John I. Smith Center opens world of speech to children
Greenville News, Greenville, SC. Posted Wednesday, November 9, 2005 - 10:58 am By Betty Solomon CONTRIBUTING WRITER
"Speech pathology can do so much for young children -- it can literally give them a head start," said Martha McDade, director of the South Carolina Scottish Rite Centers for Childhood Language Disorders.
McDade directs the state's three centers: the oldest center begun in Columbia 18 years ago, Greenville's John I. Smith Center begun five years ago, and the Charleston center, which is a year old.
McDade has been focused on speech pathology for most of her life. She said she knew by fourth grade that she wanted to be a special education teacher.
"My first class in college was in speech pathology, and I knew that's what I wanted to do. This field has flexibility and variety. I can work with a broad spectrum of the population."
McDade answered a newspaper ad for the job she holds now, basically just to find out more about who was starting a new speech center. "But they were very persistent in telling me that they wanted me for this job."

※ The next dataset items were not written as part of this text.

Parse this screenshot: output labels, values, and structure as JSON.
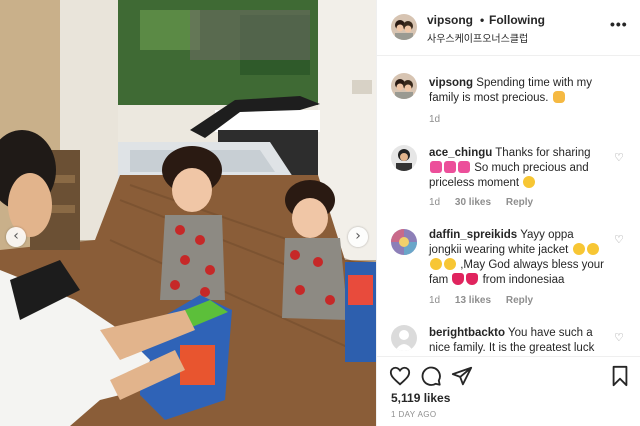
{
  "post": {
    "username": "vipsong",
    "follow_label": "Following",
    "subtitle": "사우스케이프오너스클럽",
    "more_icon": "more-dots-icon"
  },
  "comments": [
    {
      "username": "vipsong",
      "text": "Spending time with my family is most precious.",
      "emoji": [
        "hand-emoji"
      ],
      "age": "1d",
      "likes": "",
      "reply": ""
    },
    {
      "username": "ace_chingu",
      "text_a": "Thanks for sharing",
      "text_b": "So much precious and priceless moment",
      "emoji": [
        "hearts-emoji",
        "hearts-emoji",
        "hearts-emoji",
        "face-emoji"
      ],
      "age": "1d",
      "likes": "30 likes",
      "reply": "Reply"
    },
    {
      "username": "daffin_spreikids",
      "text_a": "Yayy oppa jongkii wearing white jacket",
      "text_b": ",May God always bless your fam",
      "text_c": "from indonesiaa",
      "emoji": [
        "face-emoji",
        "red-heart-emoji"
      ],
      "age": "1d",
      "likes": "13 likes",
      "reply": "Reply"
    },
    {
      "username": "berightbackto",
      "text": "You have such a nice family. It is the greatest luck",
      "age": "",
      "likes": "",
      "reply": ""
    }
  ],
  "actions": {
    "like_icon": "heart-icon",
    "comment_icon": "comment-icon",
    "share_icon": "share-icon",
    "save_icon": "bookmark-icon",
    "likes_count": "5,119 likes",
    "timestamp": "1 DAY AGO"
  },
  "photo": {
    "prev_icon": "chevron-left-icon",
    "next_icon": "chevron-right-icon",
    "prev_glyph": "‹",
    "next_glyph": "›"
  }
}
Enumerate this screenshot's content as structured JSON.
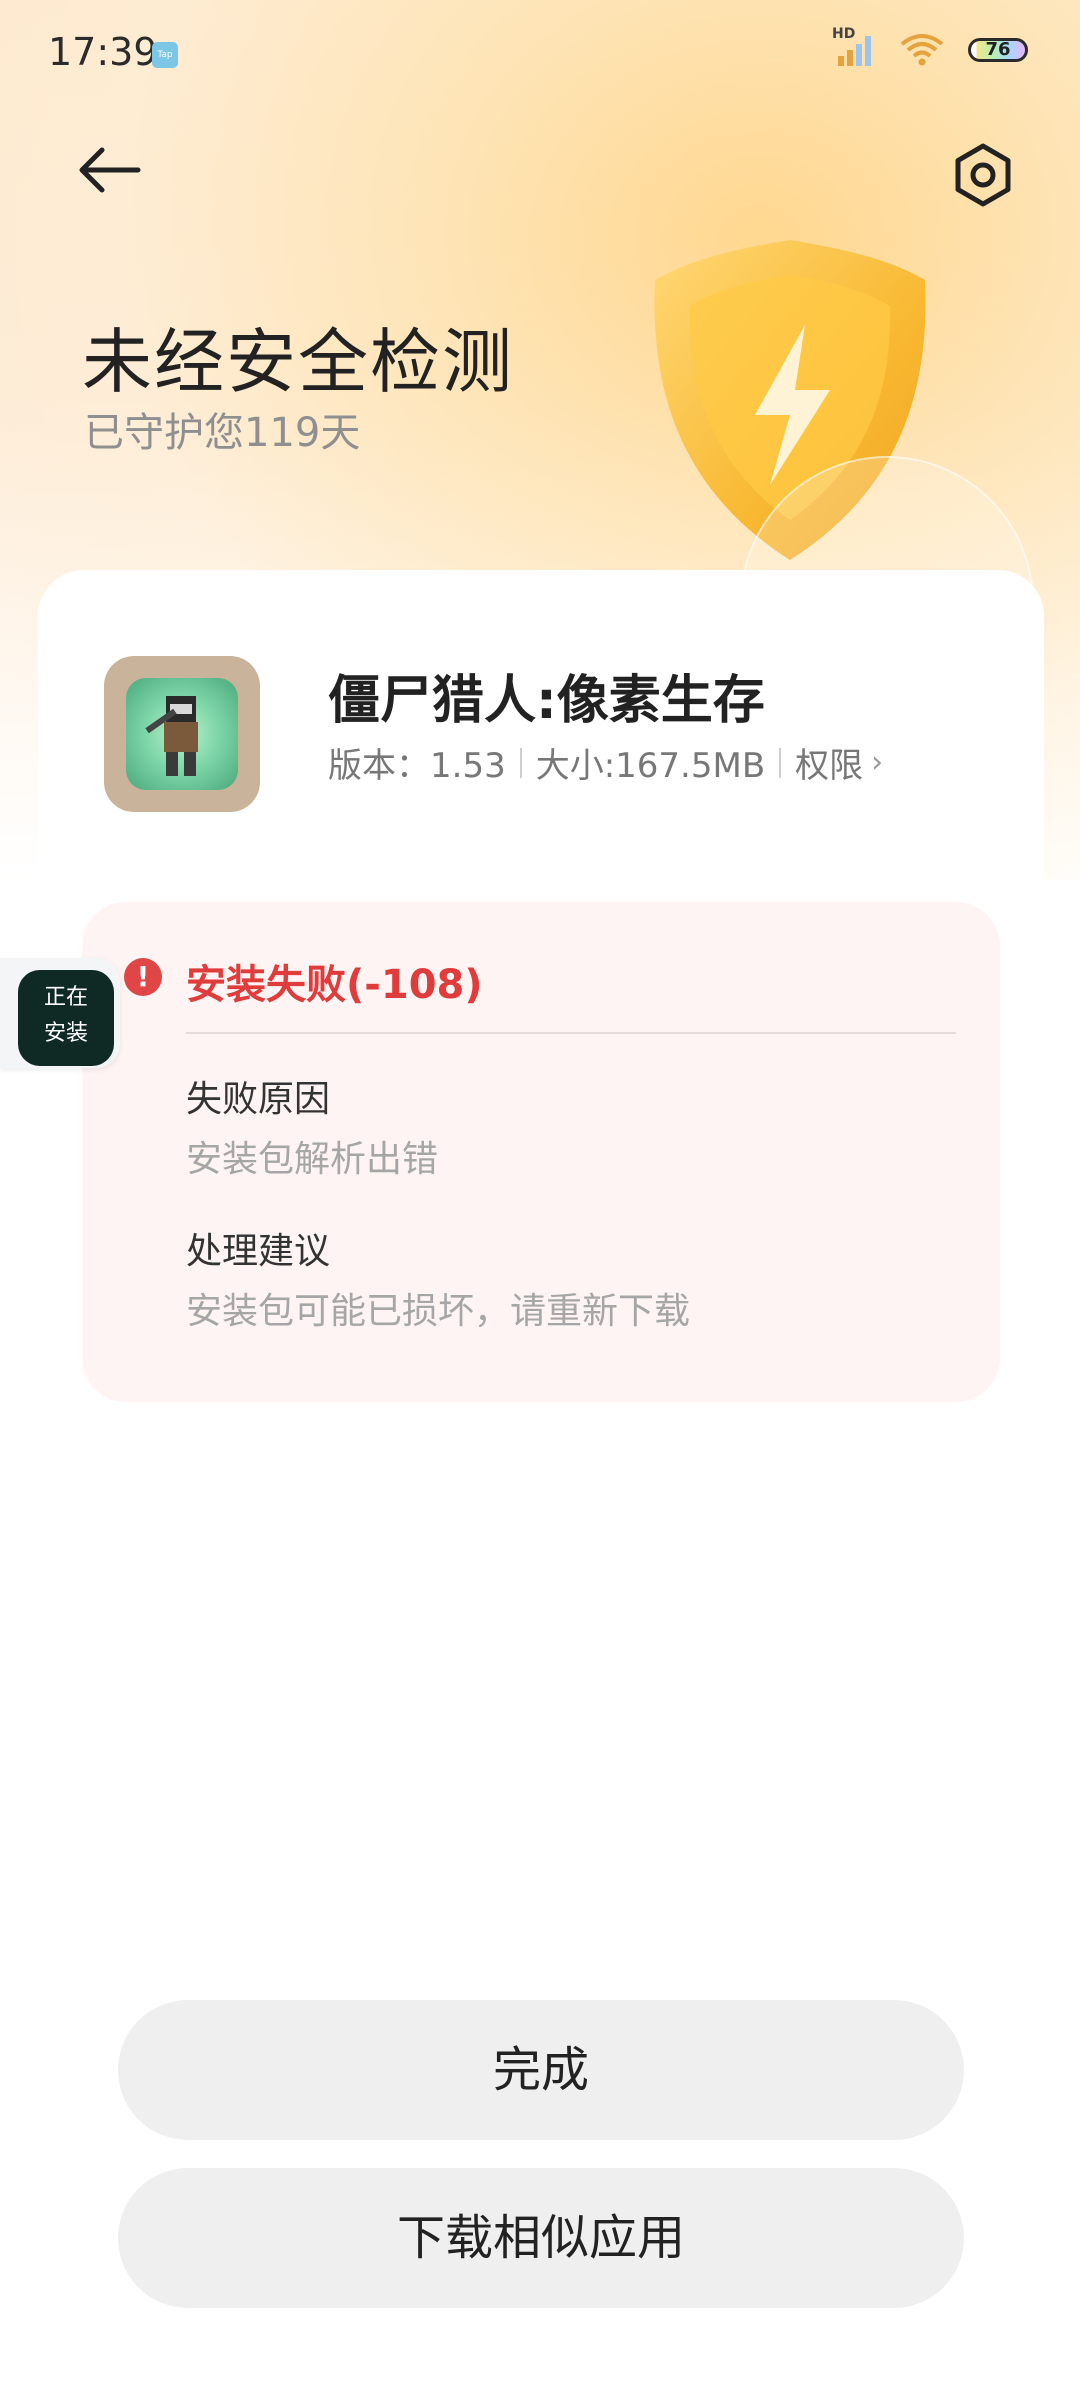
{
  "status_bar": {
    "time": "17:39",
    "app_icon_label": "Tap",
    "signal_label": "HD",
    "battery_level": "76"
  },
  "header": {
    "title": "未经安全检测",
    "subtitle": "已守护您119天"
  },
  "app": {
    "name": "僵尸猎人:像素生存",
    "version": "版本：1.53",
    "size": "大小:167.5MB",
    "permissions_label": "权限"
  },
  "error": {
    "title": "安装失败(-108)",
    "reason_label": "失败原因",
    "reason_value": "安装包解析出错",
    "suggestion_label": "处理建议",
    "suggestion_value": "安装包可能已损坏，请重新下载"
  },
  "floating_badge": {
    "line1": "正在",
    "line2": "安装"
  },
  "buttons": {
    "done": "完成",
    "download_similar": "下载相似应用"
  },
  "colors": {
    "error_red": "#e03c3c",
    "shield_gold": "#f8b62b",
    "error_panel_bg": "#fff4f4"
  }
}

Funded by the Scottish Rite Masons, the centers provide evaluation and therapy at no cost to the parents for infants, toddlers and preschoolers with communication disorders. The John I. Smith Center on Cleveland Street serves approximately 50 children a week in addition to conducting an average of two evaluations each week.
"We evaluate children even if no spaces are available to begin their therapy," McDade said. "We are still able to give the parents information and suggest the most appropriate service."
There are other centers in the area providing speech therapy but not necessarily at no charge, McDade said. Therapy for children over the age of 3 is available through the public school system.
"It really is important to start early. Early intervention is economical. It costs less to solve a problem when a child is 2 or 3. At a later age, it takes much longer to correct a problem.
"Everything in school is language based, so if a child has a speech disorder, he has more trouble in school and requires more support services."
McDade said the John I. Smith Center provides therapy for a whole range of communication disorders, including receptive and expressive language problems, speech and articulation disorders, stuttering, voice disorders and pragmatic language problems such as those experienced by autistic children.
Six part-time speech pathologists, licensed by the state and nationally certified, are on the center's staff along with director McDade.
The center houses three therapy rooms with adjacent parent observation areas, allowing parents to listen to therapy sessions through headphones and observe through a one-way mirror. This way parents see what their children are learning and can help them practice at home.
The center also serves the community as a practicum site for graduate students in speech pathology and for the last two years has been a continuing education center for practicing speech pathologists.
"We see this as a way of broadening our influence and helping get more people properly and appropriately trained."
McDade said the greatest need the center has is for more funding. "There are many more children we could help."
Fund-raisers, including a Sweetheart Banquet in early February and fruit and candy sales, have provided some funds. Grants and private donations to the Scottish Rite Foundation have also helped.
McDade maintains a "wish list" of items that the center needs: practical items such as toilet paper and tissues as well as larger items such as computers. Many families whose children have been helped offer to bring items from the list as a way of showing their appreciation.